His first wife, Alice Easley Shields, moved around after they split up, working as a seamstress and a maid, and two of their sons stumbled.
Robert Lee Shields, Mrs. Obama’s great-grandfather, married Annie Lawson in 1906 and worked as a laborer and a railroad porter but disappeared from the public record sometime around his 32nd birthday.
Willie Arthur Shields, an inventor who obtained patents for improving dry cleaning operations, ended up working as a maintenance man, Mrs. Holt said.
As for his ancestry, Dolphus Shields didn’t talk about it.
“We got to the place where we didn’t want anybody to know we knew slaves; people didn’t want to talk about that,” said Mrs. Heath, who said she assumed he had white relatives because his skin color and hair texture “told you he had to be near white.” [Again, Dolphus could not have been “near white” unless his mother, Melvinia, had a significant degree of white ancestry. Thus Melvinia had to be part white, though called “negro” in her master’s will.]
At a time when blacks despaired at the intransigence and violence of whites who barred them from voting, from most city jobs, from whites-only restaurants and from owning property in white neighborhoods, Dolphus Shields served as a rare link between the deeply divided communities.
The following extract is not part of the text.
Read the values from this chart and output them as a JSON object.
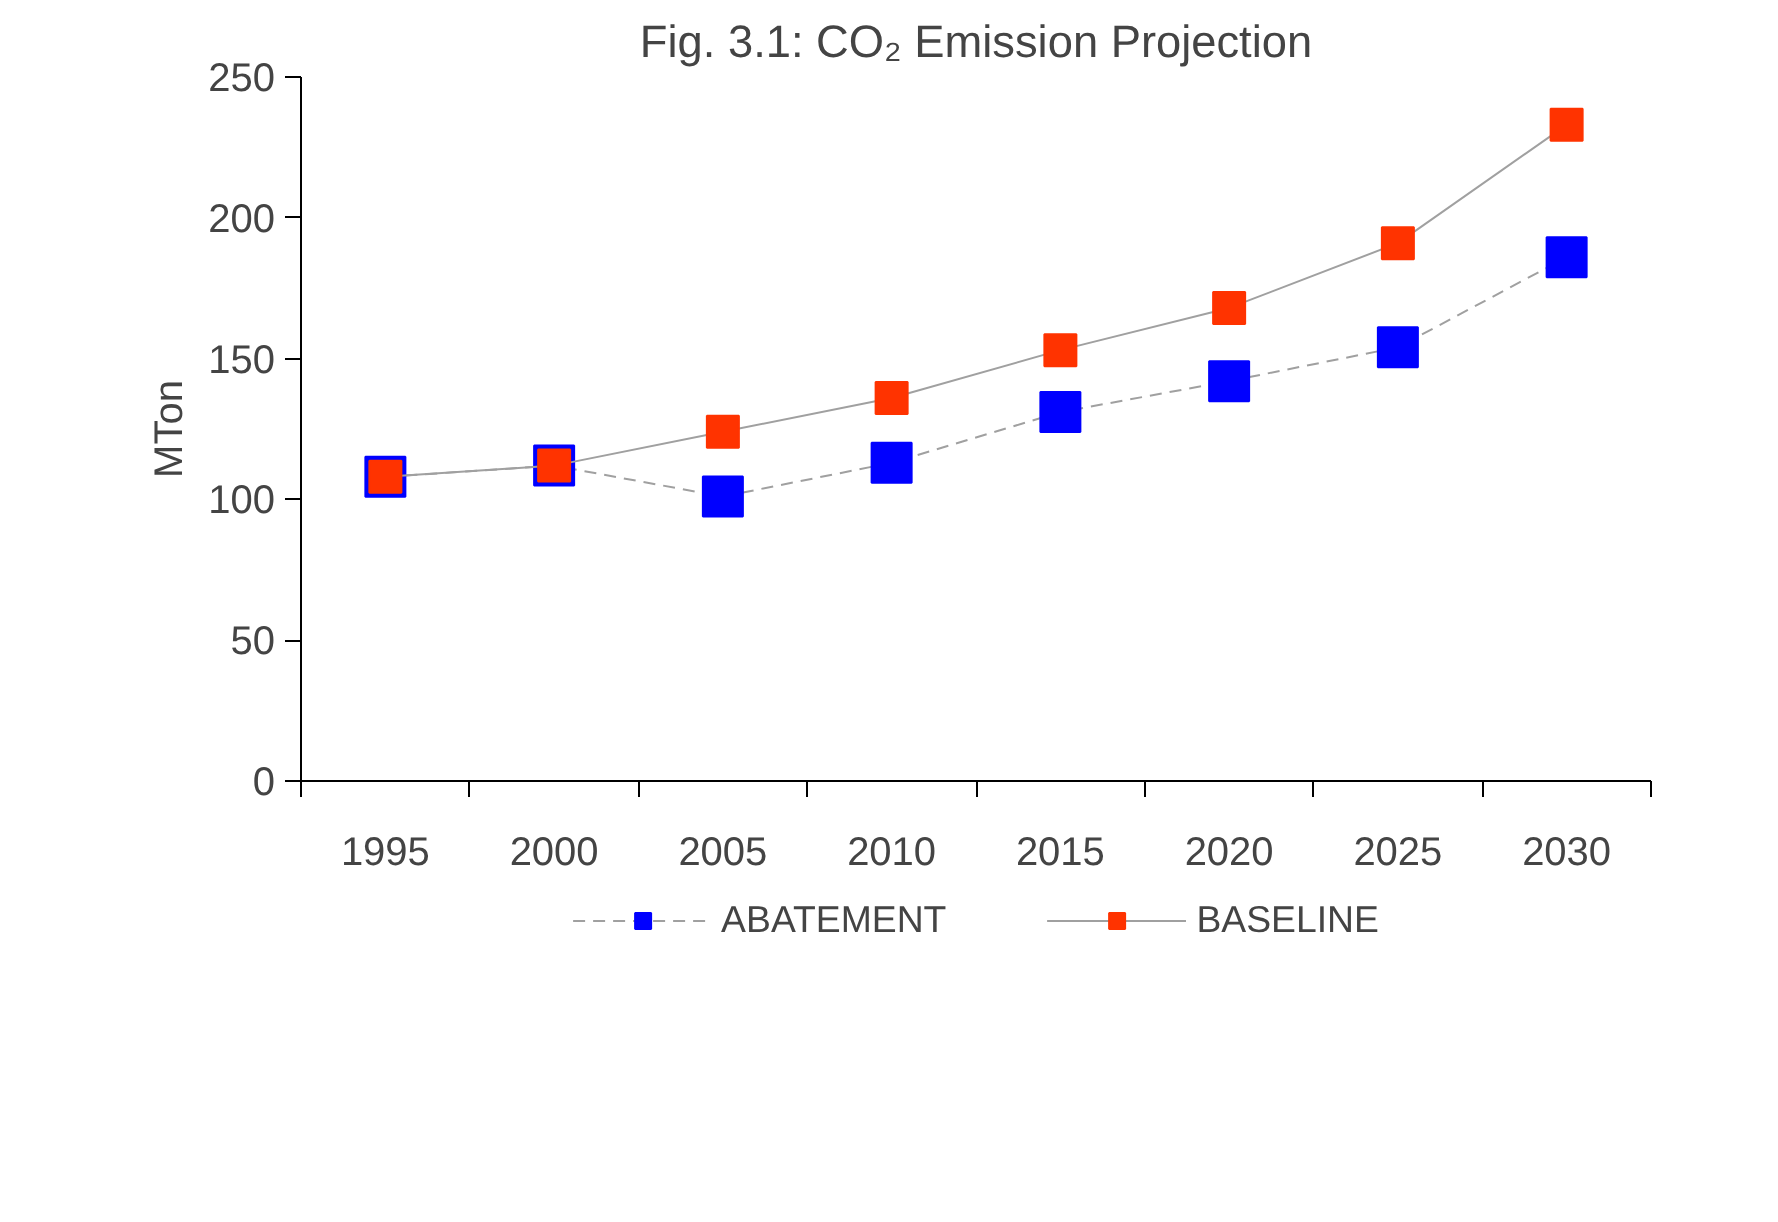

His carpentry shop stood in the white section of town, and he mixed easily and often with whites. “They would come to his shop and sit and talk,” Mrs. Holt said.
Dolphus Shields firmly believed race relations would improve. “It’s going to come together one day,” he often said, Mrs. Holt recalled.
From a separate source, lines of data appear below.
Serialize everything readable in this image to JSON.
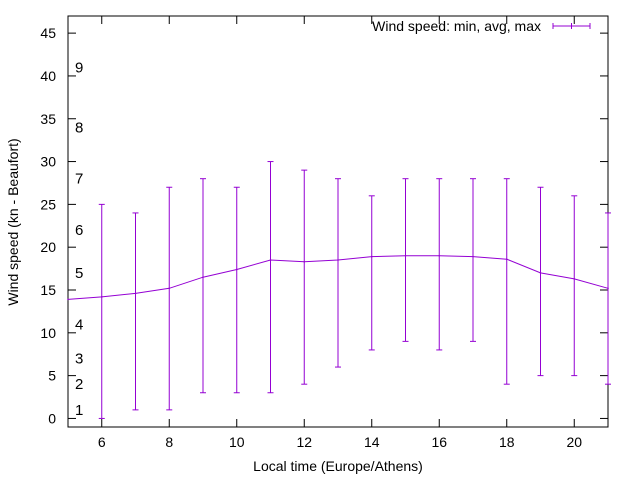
{
  "chart_data": {
    "type": "line",
    "title": "",
    "xlabel": "Local time (Europe/Athens)",
    "ylabel": "Wind speed (kn - Beaufort)",
    "xlim": [
      5,
      21
    ],
    "ylim": [
      -1,
      47
    ],
    "x_ticks": [
      6,
      8,
      10,
      12,
      14,
      16,
      18,
      20
    ],
    "y_ticks": [
      0,
      5,
      10,
      15,
      20,
      25,
      30,
      35,
      40,
      45
    ],
    "legend": "top-right",
    "series": [
      {
        "name": "Wind speed: min, avg, max",
        "color": "#9400d3",
        "x": [
          5,
          6,
          7,
          8,
          9,
          10,
          11,
          12,
          13,
          14,
          15,
          16,
          17,
          18,
          19,
          20,
          21
        ],
        "avg": [
          13.9,
          14.2,
          14.6,
          15.2,
          16.5,
          17.4,
          18.5,
          18.3,
          18.5,
          18.9,
          19.0,
          19.0,
          18.9,
          18.6,
          17.0,
          16.3,
          15.2
        ],
        "min": [
          null,
          0,
          1,
          1,
          3,
          3,
          3,
          4,
          6,
          8,
          9,
          8,
          9,
          4,
          5,
          5,
          4
        ],
        "max": [
          null,
          25,
          24,
          27,
          28,
          27,
          30,
          29,
          28,
          26,
          28,
          28,
          28,
          28,
          27,
          26,
          24
        ]
      }
    ],
    "beaufort_labels": [
      {
        "value": 1,
        "label": "1"
      },
      {
        "value": 4,
        "label": "2"
      },
      {
        "value": 7,
        "label": "3"
      },
      {
        "value": 11,
        "label": "4"
      },
      {
        "value": 17,
        "label": "5"
      },
      {
        "value": 22,
        "label": "6"
      },
      {
        "value": 28,
        "label": "7"
      },
      {
        "value": 34,
        "label": "8"
      },
      {
        "value": 41,
        "label": "9"
      }
    ]
  }
}
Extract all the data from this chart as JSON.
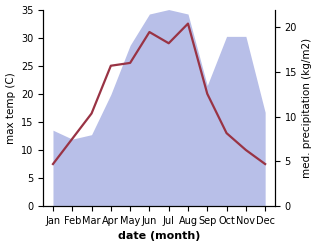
{
  "months": [
    "Jan",
    "Feb",
    "Mar",
    "Apr",
    "May",
    "Jun",
    "Jul",
    "Aug",
    "Sep",
    "Oct",
    "Nov",
    "Dec"
  ],
  "temperature": [
    7.5,
    12.0,
    16.5,
    25.0,
    25.5,
    31.0,
    29.0,
    32.5,
    20.0,
    13.0,
    10.0,
    7.5
  ],
  "precipitation": [
    8.5,
    7.5,
    8.0,
    12.5,
    18.0,
    21.5,
    22.0,
    21.5,
    13.5,
    19.0,
    19.0,
    10.5
  ],
  "temp_color": "#993344",
  "precip_fill_color": "#b8bfe8",
  "background_color": "#ffffff",
  "xlabel": "date (month)",
  "ylabel_left": "max temp (C)",
  "ylabel_right": "med. precipitation (kg/m2)",
  "ylim_left": [
    0,
    35
  ],
  "ylim_right": [
    0,
    22
  ],
  "yticks_left": [
    0,
    5,
    10,
    15,
    20,
    25,
    30,
    35
  ],
  "yticks_right": [
    0,
    5,
    10,
    15,
    20
  ],
  "temp_linewidth": 1.6,
  "label_fontsize": 7.5,
  "tick_fontsize": 7
}
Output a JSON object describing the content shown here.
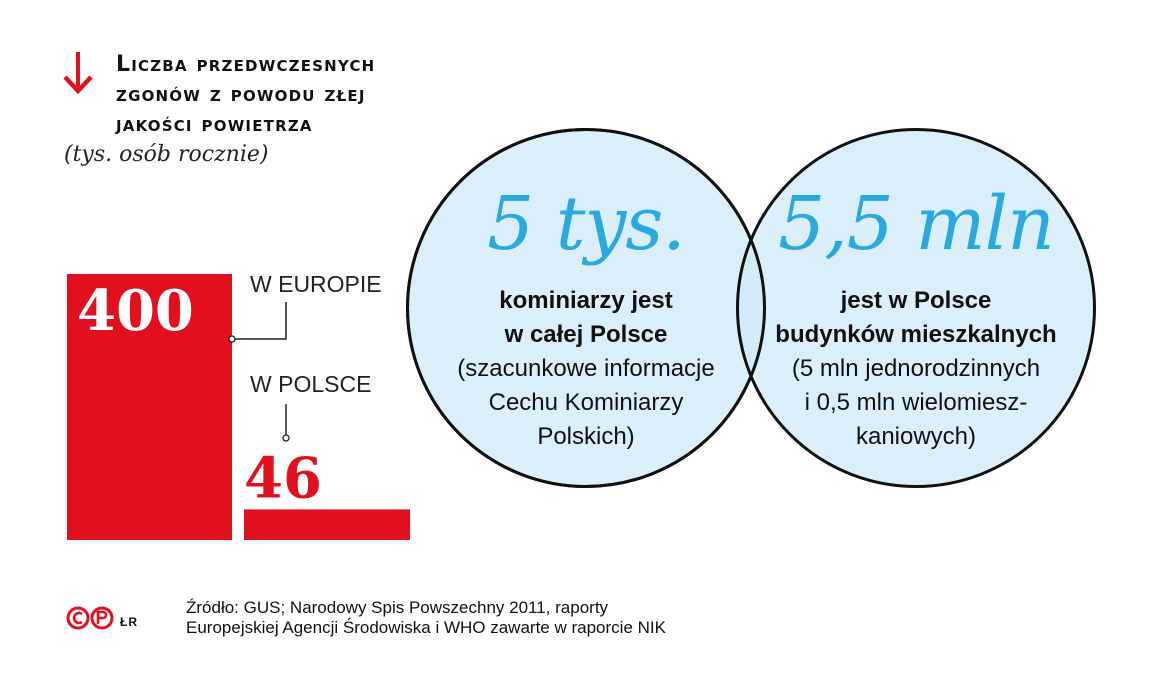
{
  "header": {
    "title_lines": [
      "Liczba przedwczesnych",
      "zgonów z powodu złej",
      "jakości powietrza"
    ],
    "subtitle": "(tys. osób rocznie)"
  },
  "colors": {
    "bar": "#e2101e",
    "accent": "#29a9df",
    "circle_fill": "#d2ecf9"
  },
  "chart_data": {
    "type": "bar",
    "categories": [
      "W EUROPIE",
      "W POLSCE"
    ],
    "values": [
      400,
      46
    ],
    "value_labels": [
      "400",
      "46"
    ],
    "grid": false,
    "legend": "none"
  },
  "circles": [
    {
      "big": "5 tys.",
      "bold_lines": [
        "kominiarzy jest",
        "w całej Polsce"
      ],
      "lines": [
        "(szacunkowe informacje",
        "Cechu Kominiarzy",
        "Polskich)"
      ]
    },
    {
      "big": "5,5 mln",
      "bold_lines": [
        "jest w Polsce",
        "budynków mieszkalnych"
      ],
      "lines": [
        "(5 mln jednorodzinnych",
        "i 0,5 mln wielomiesz-",
        "kaniowych)"
      ]
    }
  ],
  "footer": {
    "source_lines": [
      "Źródło: GUS; Narodowy Spis Powszechny 2011, raporty",
      "Europejskiej Agencji Środowiska i WHO zawarte w raporcie NIK"
    ],
    "logo_text": "ŁR"
  }
}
By the time he died in 1950 at age 91, change was on the way. On June 9, 1950, the day that his obituary appeared on the front page of The Birmingham World, the black newspaper also ran a banner headline that read, “U.S. Court Bans Segregation in Diners and Higher Education.” The Supreme Court had outlawed separate but equal accommodations on railway cars and in universities in Texas and Oklahoma.
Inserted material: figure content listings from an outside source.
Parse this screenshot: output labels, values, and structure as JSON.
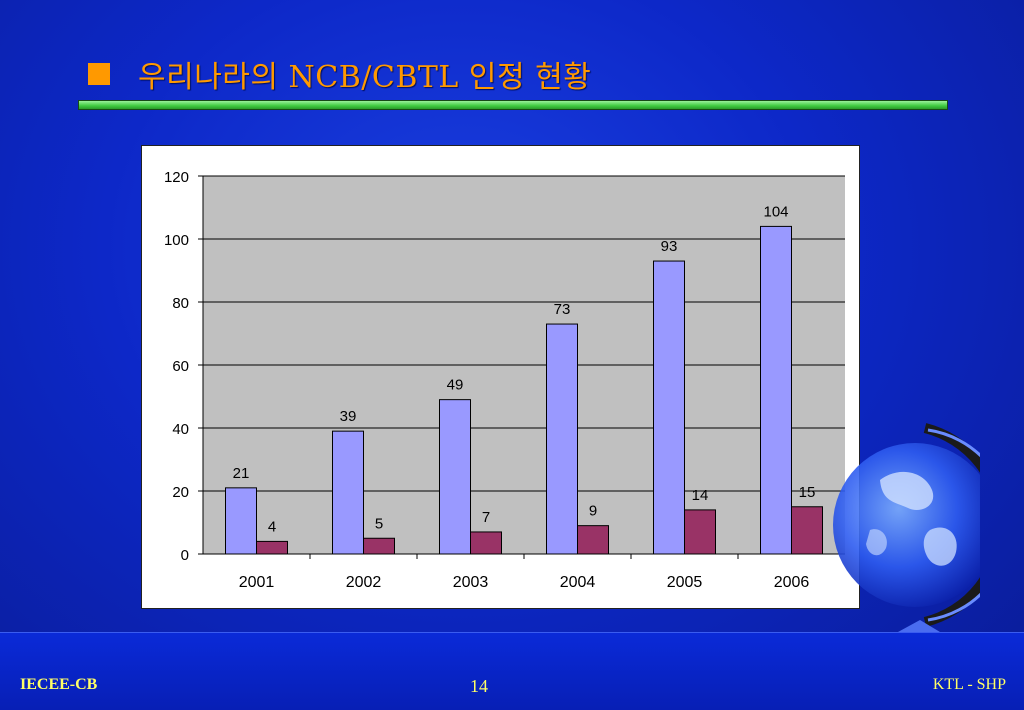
{
  "slide": {
    "title": "우리나라의 NCB/CBTL 인정 현황",
    "footer_left": "IECEE-CB",
    "page_number": "14",
    "footer_right": "KTL - SHP"
  },
  "colors": {
    "accent": "#ff9900",
    "series1": "#9999ff",
    "series2": "#993366",
    "plot_bg": "#c0c0c0"
  },
  "chart_data": {
    "type": "bar",
    "categories": [
      "2001",
      "2002",
      "2003",
      "2004",
      "2005",
      "2006"
    ],
    "series": [
      {
        "values": [
          21,
          39,
          49,
          73,
          93,
          104
        ]
      },
      {
        "values": [
          4,
          5,
          7,
          9,
          14,
          15
        ]
      }
    ],
    "ylim": [
      0,
      120
    ],
    "yticks": [
      0,
      20,
      40,
      60,
      80,
      100,
      120
    ],
    "grid": true,
    "legend": "none"
  }
}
Up North, his grandson, a painter named Purnell Shields, Mrs. Obama’s grandfather, was positioning his family to seize the widening opportunities in Chicago.
But as his descendants moved forward, they lost touch with the past. Today, Dolphus Shields lies in a neglected black cemetery, where patches of grass grow knee-high and many tombstones have toppled.
Mrs. Holt, a retired nursing assistant, said he came to her in a dream last month. She dug up his photograph, never guessing that she would soon learn that Dolphus Shields was a great-great-grandfather of the first lady.
“Oh, my God,” said Mrs. Holt, gasping at the news. “I always looked up to him, but I would never have imagined something like this. Praise God, we’ve come a long way.”
[end of article]
As I said at the beginning, the story has an inherent interest. But the authors try to overlay the story with a lot of pathos and racial significance that it simply doesn’t support.
When it comes to racial ancestry, which is the center of gravity of the article, what have we learned about Michelle? That her great great grandfather, Dolphus Shields, was largely white, let’s say three-quarters white. Meaning that three quarters of one-sixteenth of her ancestry is white. Which is much less than many other American blacks. And therefore?